Caserta. Anna Buttone, moglie del boss irriducibile Domenico Belforte, condannata a sei anni di carcere a fronte di una richiesta di 20 anni di reclusione. Lo rende noto il suo difensore Dario Vannetiello a conclusione del processo dinanzi ai giudici della Corte di Appello di Napoli – VII sezione penale – dopo un ungo travagliato iter giudiziario. La donna era accusato di aver assunto le redini dello storico clan Belforte dop l’arresto del marito, avvenuto nel settembre del 1998: Maria Buttone fu condannata a 12 anni di carcere il 19 luglio del 2014 dal Gup del Tribunale di Napoli. Il giudice sposò la tesi dell’antimafia che voleva Anna Buttone direttore e organizzatore della cosca. In appello, l’avvocato Vannetiello ottenne l’astensione del collegio giudicante in quanto riuscì a dimostrare l’esistenza di una ragione di pregiudizio nei confronti dell’imputata e il processo continuò solo per lady camorra, stralciato da quello degli altri presunti affiliati del clan Belforte. Il 230 gennaio del 2015 la IV sezione della corte di Appello di Napoli, escluse l’aggravante di essere stata il capo del sodalizio e ridusse la pena da 12 a 8 anni. Finì per Maria Buttone, grazie a questa sentenza di appello, il lungo periodo di detenzione in regime di 41 bis. In Cassazione, quella sentenza – impugnata dal difensore Vannetiello – viene annullata, con rinvio dinanzi alla Corte d’Appello di Napoli. A fondamento di questa decisione il ricordo del difensore il quale sosteneva che allargare il periodo di appartenenza di un soggetto ad una associazione camorristica equivale ad una vera e propria modifica della imputazione e non può essere ritenuta una mera correzione della imputazione, come viceversa era stato sino a ieri ritenuto.
Ciò determinò la separazione della posizione della Buttone da quella dei numerosi altri affiliati al clan Belforte. Il processo fu assegnato alla IV sezione della Corte di appello di Napoli, la quale, in data 30.01.15, escluse la aggravante dell’essere la Buttone capo del sodalizio e ridusse la pena ad anni 8 di reclusione.
Grazie a questo importante risultato, dopo pochi mesi, Buttone Maria ottenne la revoca del regime di cui all’art. 41 bis O.P., con decisione emessa dal Tribunale di Sorveglianza di Roma. Ma il colpo di scena avviene in cassazione il 4 marzo 2016 . La Suprema Corte – I sezione penale – in accoglimento dei motivi di ricorso scritti dall’unico difensore della Buttone, l’avvocato Dario Vannetiello del Foro di Napoli, ha annullato la sentenza di condanna ad anni 8, disponendo un nuovo giudizio innanzi a diversa sezione della Corte di Appello di Napoli.

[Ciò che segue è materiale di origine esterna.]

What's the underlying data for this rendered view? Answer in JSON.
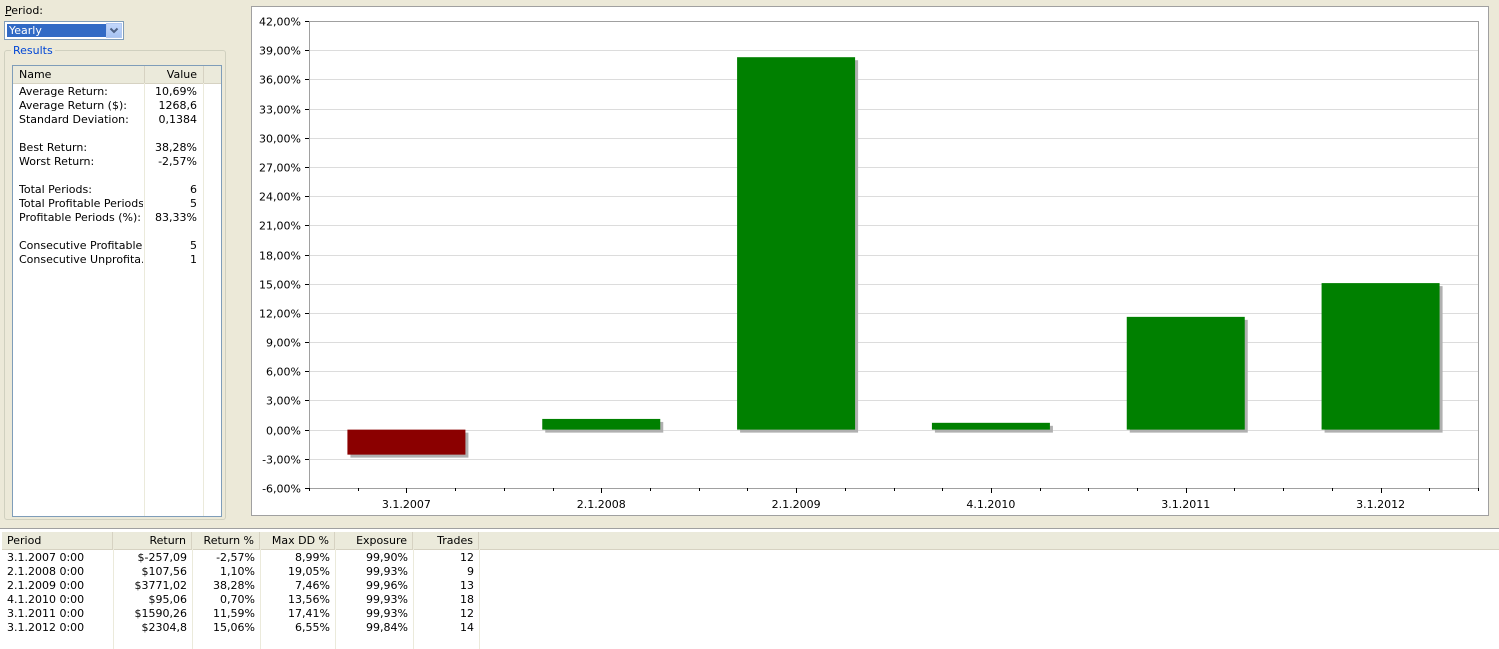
{
  "period": {
    "label_prefix": "P",
    "label_rest": "eriod:",
    "selected": "Yearly"
  },
  "results": {
    "group_title": "Results",
    "columns": [
      "Name",
      "Value"
    ],
    "rows": [
      {
        "name": "Average Return:",
        "value": "10,69%"
      },
      {
        "name": "Average Return ($):",
        "value": "1268,6"
      },
      {
        "name": "Standard Deviation:",
        "value": "0,1384"
      },
      {
        "name": "",
        "value": ""
      },
      {
        "name": "Best Return:",
        "value": "38,28%"
      },
      {
        "name": "Worst Return:",
        "value": "-2,57%"
      },
      {
        "name": "",
        "value": ""
      },
      {
        "name": "Total Periods:",
        "value": "6"
      },
      {
        "name": "Total Profitable Periods:",
        "value": "5"
      },
      {
        "name": "Profitable Periods (%):",
        "value": "83,33%"
      },
      {
        "name": "",
        "value": ""
      },
      {
        "name": "Consecutive Profitable:",
        "value": "5"
      },
      {
        "name": "Consecutive Unprofita...",
        "value": "1"
      }
    ]
  },
  "chart_data": {
    "type": "bar",
    "categories": [
      "3.1.2007",
      "2.1.2008",
      "2.1.2009",
      "4.1.2010",
      "3.1.2011",
      "3.1.2012"
    ],
    "values": [
      -2.57,
      1.1,
      38.28,
      0.7,
      11.59,
      15.06
    ],
    "ylim": [
      -6,
      42
    ],
    "ytick_step": 3,
    "ytick_labels": [
      "-6,00%",
      "-3,00%",
      "0,00%",
      "3,00%",
      "6,00%",
      "9,00%",
      "12,00%",
      "15,00%",
      "18,00%",
      "21,00%",
      "24,00%",
      "27,00%",
      "30,00%",
      "33,00%",
      "36,00%",
      "39,00%",
      "42,00%"
    ],
    "grid": true,
    "colors": {
      "positive": "#008000",
      "negative": "#8b0000",
      "shadow": "#b0b0b0",
      "grid": "#dcdcdc"
    }
  },
  "table": {
    "columns": [
      "Period",
      "Return",
      "Return %",
      "Max DD %",
      "Exposure",
      "Trades"
    ],
    "rows": [
      [
        "3.1.2007 0:00",
        "$-257,09",
        "-2,57%",
        "8,99%",
        "99,90%",
        "12"
      ],
      [
        "2.1.2008 0:00",
        "$107,56",
        "1,10%",
        "19,05%",
        "99,93%",
        "9"
      ],
      [
        "2.1.2009 0:00",
        "$3771,02",
        "38,28%",
        "7,46%",
        "99,96%",
        "13"
      ],
      [
        "4.1.2010 0:00",
        "$95,06",
        "0,70%",
        "13,56%",
        "99,93%",
        "18"
      ],
      [
        "3.1.2011 0:00",
        "$1590,26",
        "11,59%",
        "17,41%",
        "99,93%",
        "12"
      ],
      [
        "3.1.2012 0:00",
        "$2304,8",
        "15,06%",
        "6,55%",
        "99,84%",
        "14"
      ]
    ]
  }
}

Condivisa dai Giudici di legittimità una ben precisa tesi giuridica portata avanti sin dal primo grado di giudizio dalla difesa: allargare il periodo di appartenenza di un soggetto ad una associazione camorristica equivale ad una vera e propria modifica della imputazione e non può essere ritenuta una mera correzione della imputazione, come viceversa era stato sino a ieri ritenuto. Il processo è giunto a conclusione oggi. Maria Buttone è stata condannata a sei anni di reclusione, nonostante i precedenti penali e l’aver assunto un ruolo di primo piano nell’ambito del gruppo camorristico. “Tale decisione giunge in un particolare periodo storico del clan Belforte – sottolinea l’avvocato Vannetiello -. Come è noto, da un lato, Belforte Salvatore da qualche anno oramai ha iniziato la collaborazione con la giustizia, dall’altro, tale scelta non è stata seguita da Belforte Domenico il quale continua a lottare nella aule giudiziarie. Infatti, proprio tra pochi giorni, il 1 dicembre del 2016, innanzi al Gup presso il Tribunale di Napoli, dott.ssa Mancini, inizia il processo relativo all’omicidio di Dallarino Giuseppe che si svolgerà con le forme del rito abbreviato”.